The steps below are the order in which a developer would implement this. The interface sketches are illustrative and faithful to the spec, not a package you can install.

  1. Model the capability envelope as a first-class object per substrate. Give each node a live, structured envelope across the dimensions above. Wire it to update on the events that actually change capability: hardware provision or deprovision, model load or unload, network shifts, and shared-resource consumption. Do not cache it statically.

  2. Define objective requirements as a comparable vector. Extract, from each task, the minimum substrate characteristics per dimension. The point is a formal, dimension-by-dimension comparison, so requirements and envelopes must share semantics and comparison operators.

    determine(objective, substrate) -> {
      per_dimension: [satisfied | unsatisfied | conditionally_satisfiable],
      aggregate: structurally_possible | impossible | deferred | reroute,
      uncertainty_bound, forecast_window?
    }   // illustrative only
    
  3. Make the determination a gate before plan construction. Enforce ordering at the architectural level: determine feasibility first; only synthesize an execution plan if the determination is affirmative. This is what removes the wasted work of building plans that cannot run.

  4. Keep capability and authorization in separate subsystems, combined at one gate. Do not let a highly authorized agent look "more capable," or a highly capable substrate look "more authorized." Both conditions must pass the same execution gate independently.

  5. Add temporal forecasting and explicit uncertainty. Project each envelope dimension forward using scheduled events, observed trends, and declared constraints, and compute the intersection window where all required dimensions are simultaneously satisfied. Carry bounded windows (earliest, latest, confidence), not point estimates, and propagate uncertainty so downstream decisions get more conservative as confidence drops.

  6. Implement the two negotiation protocols as governed mutation sequences. For near-matches, build envelope negotiation (advertised modifications with costs, acquisition plan, re-evaluation). For up-front resource acquisition, build the three-phase governed resource negotiation (declare, counteroffer, commit), with binding commitments feeding back into the executability determination, per-participant policy bounds, and escalation on deadlock. Record every step in lineage.

  7. Treat non-execution as a structured result. Emit a non-synthesis record naming the unsatisfied dimensions, unmet temporal conditions, exceeded uncertainty, and whether the condition is permanent, temporal, conditional, or indeterminate. Feed it to routing, deferral, decomposition, and objective-revision logic, so the agent does something informed instead of retrying blindly.

What This Does Not Give You

This is an architecture, not a drop-in library. There is no SDK to install and nothing here "just works" out of the box; you implement the envelopes, the matching, the forecasting, and the negotiation protocols yourself, and you supply the substrate integrations that report real capability state. The approach is disclosed in a patent filing. It has not been presented here as a benchmarked or production-proven product, and this guide states no performance numbers, because the spec states none.

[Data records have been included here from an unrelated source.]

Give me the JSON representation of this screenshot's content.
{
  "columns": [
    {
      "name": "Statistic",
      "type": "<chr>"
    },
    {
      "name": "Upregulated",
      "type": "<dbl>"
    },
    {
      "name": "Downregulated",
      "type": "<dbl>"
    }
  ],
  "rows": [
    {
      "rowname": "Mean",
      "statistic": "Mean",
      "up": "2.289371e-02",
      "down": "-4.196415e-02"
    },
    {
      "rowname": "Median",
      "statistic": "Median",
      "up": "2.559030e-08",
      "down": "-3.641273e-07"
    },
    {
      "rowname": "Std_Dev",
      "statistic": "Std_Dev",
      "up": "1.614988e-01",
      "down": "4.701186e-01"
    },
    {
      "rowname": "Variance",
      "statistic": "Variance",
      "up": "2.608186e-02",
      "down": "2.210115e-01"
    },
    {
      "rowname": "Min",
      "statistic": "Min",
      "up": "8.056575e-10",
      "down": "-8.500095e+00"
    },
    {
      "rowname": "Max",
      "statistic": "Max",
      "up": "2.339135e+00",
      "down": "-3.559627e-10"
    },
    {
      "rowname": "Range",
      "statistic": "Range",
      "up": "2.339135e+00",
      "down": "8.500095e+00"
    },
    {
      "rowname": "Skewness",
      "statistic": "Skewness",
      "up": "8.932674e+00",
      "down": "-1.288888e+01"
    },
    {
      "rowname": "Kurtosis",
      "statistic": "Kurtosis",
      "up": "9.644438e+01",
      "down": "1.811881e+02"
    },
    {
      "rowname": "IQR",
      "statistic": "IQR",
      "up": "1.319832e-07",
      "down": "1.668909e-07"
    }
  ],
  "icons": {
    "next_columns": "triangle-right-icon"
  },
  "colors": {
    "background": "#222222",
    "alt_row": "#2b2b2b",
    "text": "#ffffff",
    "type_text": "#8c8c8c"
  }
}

Its usefulness depends on substrates that can honestly describe and modify their own envelopes and on a governance layer that can evaluate and record mutations; the spec assumes both. If your agents run in one homogeneous environment where every task is trivially executable, the machinery is overkill. And the guarantees are only as good as the inputs: forecasts carry uncertainty, envelopes can be misreported, and negotiations can deadlock. The design accounts for these as first-class conditions, but it does not make them disappear.

Disclosure Scope

The approach described here is disclosed in United States Patent Application 19/647,395. This guide is educational: it explains an architecture a developer can study and build, drawing solely on that filing's disclosure. It is not a warranty, a specification of any product, or an offer of software, and nothing in it should be read as a promise of fitness, availability, or results.